Tyrosinemie type II is een zeldzame aangeboren erfelijke stofwisselingsziekte. Met ‘stofwisseling’ wordt de aanmaak en de afbraak van chemische stoffen in ons lichaam bedoeld. Deze aanmaak en afbraak verloopt in verschillende aparte stappen. Voor elke stap is er meestal een specifiek enzyme dat ervoor zorgt dat de stap kan doorgaan. Als zo’n enzyme niet goed werkt blokkeert de stofwisseling op die stap, wat aanleiding kan geven tot een stofwisselingsziekte.
Bij tyrosinemie type II werkt tyrosine aminotransferase, het eerste enzyme in de afbraak van tyrosine, niet goed. Tyrosine is een aminozuur en aminozuren zijn de bouwstenen van eiwitten. Eiwitrijke voedingsmiddelen zoals vlees, vis en zuivelproducten bevaten dus veel tyrosine. Doordat de afbraak van tyrosine op de eerste stap geblokkeerd is, stijgt de hoeveelheid tyrosine in het lichaam tot een schadelijk niveau. Deze stijging begint pas na de geboorte en kinderen met tyrosinemie type II zijn dus normaal bij de geboorte.
Vooral de huid en het hoornvlies van het oog, maar ook het zenuwstelsel zijn kwetsbaar voor de stijging van tyrosine bij tyrosinemie type II.
Tyrosinemie type II is zeer goed behandelbaar door een dieet. Wanneer de diagnose pas gesteld wordt na het optreden van symptomen kan echter al blijvende schade opgetreden zijn, met risico op een intellectuele handicap en een blijvende visuele beperking.

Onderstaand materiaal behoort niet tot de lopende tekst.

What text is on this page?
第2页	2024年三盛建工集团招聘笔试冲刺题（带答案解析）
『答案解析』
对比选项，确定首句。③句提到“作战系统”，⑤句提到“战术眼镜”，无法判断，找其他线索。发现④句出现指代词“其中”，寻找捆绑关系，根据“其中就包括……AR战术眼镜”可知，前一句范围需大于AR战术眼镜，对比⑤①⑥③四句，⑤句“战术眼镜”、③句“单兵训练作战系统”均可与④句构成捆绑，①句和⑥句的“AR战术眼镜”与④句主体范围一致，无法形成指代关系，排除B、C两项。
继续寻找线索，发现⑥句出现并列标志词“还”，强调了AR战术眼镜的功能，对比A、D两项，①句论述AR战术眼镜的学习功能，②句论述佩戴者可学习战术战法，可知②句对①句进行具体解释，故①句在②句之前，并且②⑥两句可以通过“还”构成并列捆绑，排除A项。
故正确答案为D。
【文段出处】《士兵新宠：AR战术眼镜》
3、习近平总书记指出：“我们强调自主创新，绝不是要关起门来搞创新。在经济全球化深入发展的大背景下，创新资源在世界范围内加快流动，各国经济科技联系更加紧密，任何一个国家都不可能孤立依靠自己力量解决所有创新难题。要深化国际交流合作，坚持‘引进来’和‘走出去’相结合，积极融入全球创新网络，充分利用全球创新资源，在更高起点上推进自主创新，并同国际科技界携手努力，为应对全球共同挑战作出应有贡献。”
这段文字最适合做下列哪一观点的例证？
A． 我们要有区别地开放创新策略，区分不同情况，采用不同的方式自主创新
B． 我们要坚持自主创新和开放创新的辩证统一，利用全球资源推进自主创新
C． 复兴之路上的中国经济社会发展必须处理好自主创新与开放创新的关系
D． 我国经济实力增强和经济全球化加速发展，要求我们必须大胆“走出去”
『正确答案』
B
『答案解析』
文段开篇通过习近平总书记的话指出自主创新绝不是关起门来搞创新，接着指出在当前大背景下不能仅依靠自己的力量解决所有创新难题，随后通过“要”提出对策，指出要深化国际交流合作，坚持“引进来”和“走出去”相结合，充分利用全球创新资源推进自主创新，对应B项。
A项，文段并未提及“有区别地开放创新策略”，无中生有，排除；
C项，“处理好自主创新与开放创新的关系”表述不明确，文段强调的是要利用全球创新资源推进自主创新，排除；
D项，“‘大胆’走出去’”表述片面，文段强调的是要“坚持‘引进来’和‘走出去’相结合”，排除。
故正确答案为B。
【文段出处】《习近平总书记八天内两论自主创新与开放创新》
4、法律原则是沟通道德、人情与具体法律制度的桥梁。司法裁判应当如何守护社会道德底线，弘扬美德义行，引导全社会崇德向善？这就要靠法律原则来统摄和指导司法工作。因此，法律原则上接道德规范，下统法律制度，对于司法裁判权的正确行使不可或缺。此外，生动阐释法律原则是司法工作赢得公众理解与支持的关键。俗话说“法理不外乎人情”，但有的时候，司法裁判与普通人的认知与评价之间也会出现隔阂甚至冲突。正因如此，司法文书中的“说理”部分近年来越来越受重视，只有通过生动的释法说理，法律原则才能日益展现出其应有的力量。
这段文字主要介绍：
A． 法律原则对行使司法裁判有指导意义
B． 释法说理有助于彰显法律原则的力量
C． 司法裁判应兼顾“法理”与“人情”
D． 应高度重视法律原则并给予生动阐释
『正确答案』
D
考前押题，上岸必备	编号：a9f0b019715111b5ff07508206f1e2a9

Tyrosinemie type II komt in België voor bij minder dan 1/200.000 pasgeborenen.
Diagnose
De ziekte wordt opgespoord door tyrosine te meten in het bloedkaartje en te vergelijken met waarden van andere aminozuren. Bij afwijkend resultaat wordt eerst een nieuw bloedkaartje afgenomen. Als dit resultaat nog steeds afwijkend is wordt de diagnose daarna bevestigd met een nieuwe bloedname en DNA-analyse van het TAT gen, dat de genetische code bevat van het defecte enzyme tyrosine aminotransferase.
Verloop van de ziekte
Baby’s met tyrosinemie type II zien er normaal uit bij de geboorte. Zonder opsporing en behandeling beginnen de symptomen meestal in de eerste twee levensjaren, maar er is veel variatie. Zonder behandeling ontwikkelen kinderen met tyrosinemie type II problemen ter hoogte van de ogen en de huid. Ter hoogte van het oog ontstaan ulceraties van het hoornvlies die pijnlijk zijn en aanleiding geven tot verminderd zicht. Er kunnen littekens ontstaan ter hoogte van het hoornvlies die leiden tot een blijvend verminderd zicht. Ter hoogte van de huid gaat het eerst om blaarvorming. Nadien ontstaan er pijnlijke verdikte huidletsels op voetzolen en handpalmen. Bovendien heeft ongeveer de helft van deze kinderen een intellectuele handicap. Deze problemen, inclusief de intellectuele handicap, worden voorkomen door neonatale screening en aangepaste behandelíng.
Behandeling
De behandeling van tyrosinemie type II gebeurt door een team van zorgverleners in de Gespecialiseerde Centra voor monogenische erfelijke metabole aandoeningen. Er wordt een eiwitarm dieet met supplementen gestart. Deze behandeling voorkomt de gevolgen van de ziekte. Een strikte opvolging is nodig om een goede controle van de stofwisseling en voldoende voedingsstoffen voor een normale groei en ontwikkeling te verzekeren.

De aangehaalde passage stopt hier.